I stooped to pick up my daughter, scared and struggling to keep up. ‘Just wait here, Mr Carter,’ someone said as a firm hand was raised in my face and the emergency doors swung shut.
Lola looked up at me, confused and frightened, her face covered in tears, as I then fled towards the bathroom at the end of the corridor. I had to get my arse on a toilet seat.
‘Are you doing a ka ka, Daddy?’ she asked as I hurried into a cubicle.
‘Daddy’s not feeling very well, angel. ’ I was so grateful that she amused herself on tiptoe with the hand-dryer while I tried to compose myself.
We found a corner of the waiting room between a wall and a vending machine and
sat on the floor.Wrapped in my jacket Lola eventually fell asleep. A long hour went by. The room bright in fluorescent light was quiet; there were only two other people there, reading old magazines. We all looked up as a doctor walked around the corner, his eyes scanning the room.

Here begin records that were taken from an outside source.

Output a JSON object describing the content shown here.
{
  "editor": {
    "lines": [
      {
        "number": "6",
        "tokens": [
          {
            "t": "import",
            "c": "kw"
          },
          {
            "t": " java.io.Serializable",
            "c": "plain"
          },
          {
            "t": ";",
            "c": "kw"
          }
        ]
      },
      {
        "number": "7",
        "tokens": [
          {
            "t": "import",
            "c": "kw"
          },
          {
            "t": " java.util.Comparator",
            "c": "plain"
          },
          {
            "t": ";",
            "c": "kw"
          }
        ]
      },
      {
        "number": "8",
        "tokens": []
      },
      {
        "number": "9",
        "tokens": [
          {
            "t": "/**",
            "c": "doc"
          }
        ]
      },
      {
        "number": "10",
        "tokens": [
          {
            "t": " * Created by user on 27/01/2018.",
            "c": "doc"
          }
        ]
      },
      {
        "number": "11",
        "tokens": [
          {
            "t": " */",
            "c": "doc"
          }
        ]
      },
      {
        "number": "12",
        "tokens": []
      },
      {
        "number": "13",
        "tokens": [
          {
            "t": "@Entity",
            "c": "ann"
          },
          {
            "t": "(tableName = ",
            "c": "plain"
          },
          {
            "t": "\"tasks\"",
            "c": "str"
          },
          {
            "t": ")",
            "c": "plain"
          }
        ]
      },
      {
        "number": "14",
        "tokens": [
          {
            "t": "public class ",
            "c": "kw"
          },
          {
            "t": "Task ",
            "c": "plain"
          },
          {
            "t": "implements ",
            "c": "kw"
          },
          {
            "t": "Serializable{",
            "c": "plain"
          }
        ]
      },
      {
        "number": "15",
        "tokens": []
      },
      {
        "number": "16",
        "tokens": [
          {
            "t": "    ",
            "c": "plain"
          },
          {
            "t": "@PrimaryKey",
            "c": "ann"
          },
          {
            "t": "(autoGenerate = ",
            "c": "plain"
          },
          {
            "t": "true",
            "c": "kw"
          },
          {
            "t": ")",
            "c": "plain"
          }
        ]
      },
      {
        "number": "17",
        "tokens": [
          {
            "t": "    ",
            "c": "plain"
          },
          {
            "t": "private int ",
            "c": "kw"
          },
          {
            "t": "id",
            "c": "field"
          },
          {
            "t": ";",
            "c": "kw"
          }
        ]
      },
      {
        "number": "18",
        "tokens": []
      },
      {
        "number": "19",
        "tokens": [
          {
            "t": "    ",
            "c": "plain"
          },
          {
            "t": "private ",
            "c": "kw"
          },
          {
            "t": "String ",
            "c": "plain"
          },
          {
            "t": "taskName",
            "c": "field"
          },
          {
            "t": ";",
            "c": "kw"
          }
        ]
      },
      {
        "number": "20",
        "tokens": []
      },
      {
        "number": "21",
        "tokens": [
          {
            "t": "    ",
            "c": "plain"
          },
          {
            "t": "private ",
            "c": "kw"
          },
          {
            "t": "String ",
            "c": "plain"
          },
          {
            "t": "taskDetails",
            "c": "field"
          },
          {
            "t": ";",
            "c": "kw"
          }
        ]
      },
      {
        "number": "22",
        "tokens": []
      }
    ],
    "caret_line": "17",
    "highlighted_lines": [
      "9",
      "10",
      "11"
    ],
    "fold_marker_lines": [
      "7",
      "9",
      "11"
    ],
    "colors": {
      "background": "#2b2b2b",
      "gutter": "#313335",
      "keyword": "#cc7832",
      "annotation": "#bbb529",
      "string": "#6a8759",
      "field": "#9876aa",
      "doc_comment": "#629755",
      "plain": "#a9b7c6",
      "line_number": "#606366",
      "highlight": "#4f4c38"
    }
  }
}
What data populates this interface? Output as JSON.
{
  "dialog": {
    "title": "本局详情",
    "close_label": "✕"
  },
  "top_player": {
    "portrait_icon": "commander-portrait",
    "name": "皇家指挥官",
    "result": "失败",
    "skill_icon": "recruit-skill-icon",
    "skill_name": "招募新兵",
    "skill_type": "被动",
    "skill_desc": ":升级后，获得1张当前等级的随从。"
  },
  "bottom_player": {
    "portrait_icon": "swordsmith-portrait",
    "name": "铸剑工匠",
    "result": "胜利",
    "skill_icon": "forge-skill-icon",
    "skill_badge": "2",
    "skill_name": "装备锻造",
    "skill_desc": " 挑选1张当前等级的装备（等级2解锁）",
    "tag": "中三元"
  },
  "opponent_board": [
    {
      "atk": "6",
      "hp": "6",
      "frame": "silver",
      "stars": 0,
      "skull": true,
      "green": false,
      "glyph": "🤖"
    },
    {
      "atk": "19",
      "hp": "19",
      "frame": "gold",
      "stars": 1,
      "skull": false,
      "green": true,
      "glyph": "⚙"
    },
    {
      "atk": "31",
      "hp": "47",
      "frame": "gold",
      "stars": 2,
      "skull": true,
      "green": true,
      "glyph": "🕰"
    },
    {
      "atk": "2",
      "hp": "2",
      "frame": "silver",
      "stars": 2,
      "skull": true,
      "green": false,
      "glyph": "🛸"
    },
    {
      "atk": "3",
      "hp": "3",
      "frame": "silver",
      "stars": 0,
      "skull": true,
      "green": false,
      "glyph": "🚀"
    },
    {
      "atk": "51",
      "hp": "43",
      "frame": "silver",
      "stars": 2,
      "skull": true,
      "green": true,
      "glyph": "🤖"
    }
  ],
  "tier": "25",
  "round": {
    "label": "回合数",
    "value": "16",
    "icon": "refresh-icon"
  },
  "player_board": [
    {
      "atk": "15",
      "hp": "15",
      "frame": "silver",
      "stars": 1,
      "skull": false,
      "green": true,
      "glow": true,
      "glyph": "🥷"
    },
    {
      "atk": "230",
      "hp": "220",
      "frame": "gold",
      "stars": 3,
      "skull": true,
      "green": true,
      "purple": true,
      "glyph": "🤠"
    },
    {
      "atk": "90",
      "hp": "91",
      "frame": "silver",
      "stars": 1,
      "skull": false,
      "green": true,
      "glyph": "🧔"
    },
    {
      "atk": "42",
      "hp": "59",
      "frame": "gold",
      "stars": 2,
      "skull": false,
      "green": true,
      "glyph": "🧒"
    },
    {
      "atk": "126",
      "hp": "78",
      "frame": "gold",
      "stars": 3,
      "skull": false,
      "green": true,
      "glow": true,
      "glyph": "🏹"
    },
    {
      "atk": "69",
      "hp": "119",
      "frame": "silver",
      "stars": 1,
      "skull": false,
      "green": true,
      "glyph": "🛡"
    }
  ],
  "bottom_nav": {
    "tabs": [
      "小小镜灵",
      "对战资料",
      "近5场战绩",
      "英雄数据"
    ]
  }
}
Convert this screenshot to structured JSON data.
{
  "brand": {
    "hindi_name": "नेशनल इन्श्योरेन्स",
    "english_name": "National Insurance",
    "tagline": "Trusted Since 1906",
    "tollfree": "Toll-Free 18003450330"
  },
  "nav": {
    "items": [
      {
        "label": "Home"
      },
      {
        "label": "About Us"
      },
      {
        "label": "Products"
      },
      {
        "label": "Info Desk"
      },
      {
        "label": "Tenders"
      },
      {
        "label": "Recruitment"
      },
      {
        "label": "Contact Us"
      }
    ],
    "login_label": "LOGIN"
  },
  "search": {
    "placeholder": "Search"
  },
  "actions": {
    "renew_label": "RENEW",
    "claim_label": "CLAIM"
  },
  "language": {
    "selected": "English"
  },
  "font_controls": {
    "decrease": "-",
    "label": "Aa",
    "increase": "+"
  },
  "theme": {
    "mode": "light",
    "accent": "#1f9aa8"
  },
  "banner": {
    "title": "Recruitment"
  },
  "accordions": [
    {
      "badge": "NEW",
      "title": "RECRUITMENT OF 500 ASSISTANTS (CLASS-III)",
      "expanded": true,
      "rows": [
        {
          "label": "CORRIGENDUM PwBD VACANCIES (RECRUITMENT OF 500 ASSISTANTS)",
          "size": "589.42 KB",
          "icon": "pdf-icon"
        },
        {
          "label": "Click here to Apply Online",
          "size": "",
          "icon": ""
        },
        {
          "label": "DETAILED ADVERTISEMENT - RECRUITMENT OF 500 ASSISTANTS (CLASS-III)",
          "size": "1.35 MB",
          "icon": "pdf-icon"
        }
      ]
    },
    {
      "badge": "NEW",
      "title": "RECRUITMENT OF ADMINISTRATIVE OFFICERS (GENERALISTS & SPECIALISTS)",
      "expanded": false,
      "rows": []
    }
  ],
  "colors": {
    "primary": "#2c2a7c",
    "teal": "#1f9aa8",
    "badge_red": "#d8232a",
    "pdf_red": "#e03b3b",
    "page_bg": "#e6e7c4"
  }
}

‘Mr Carter,’ he said, and hurried over to me. I stood up, leaving Lola asleep on the floor. ‘Your wife is stable and sedated, but I’m afraid she’s going to lose the baby.’
There was nothing I could say.
‘You can come and see her now,’ the doctor prompted. I picked up Lola and followed him down the hall.
Clare lay on a bed in hospital greens, full of morphine and anger. Morphine can make a sounding board for emotions that’s big enough to raise the roof. ‘This is fucked,’ Clare said, as her head rolled from side to side. I put the still-sleeping Lola on a couch in the corner of the room and tried to comfort my wife, but she was livid with rage. I can’t remember how much time went by. No one told me anything so I assumed the baby had been taken out and was already long gone. The doctor did say they had administered the maximum amount of morphine and that Clare should be much more sedated than she was. This is the fight that lives in my wife; she was not letting go, not for any reason.
Suddenly she sat bolt upright. ‘Bathroom.’ Her right hand ripped out the drip and amazingly she got to her feet in a second. I rushed in to steady her and help her to the toilet. As soon as she sat down she passed out, slumping forward into my shoulder. At that same moment our child fell out of her, into my left hand.
Time stopped, warm blood dripped between my fingers. Clare’s unconscious weight started a lifeless roll to the left. I grabbed at her neck and sat her upright, reached across her shoulder and punched the big red panic button on the wall. I could hear myself screaming inside that the first person through the door would not be my daughter. But when Clare pulled the drip and other wires off her body, an alarm must have gone off somewhere, because two nurses burst through the toilet door as soon as I hit that button.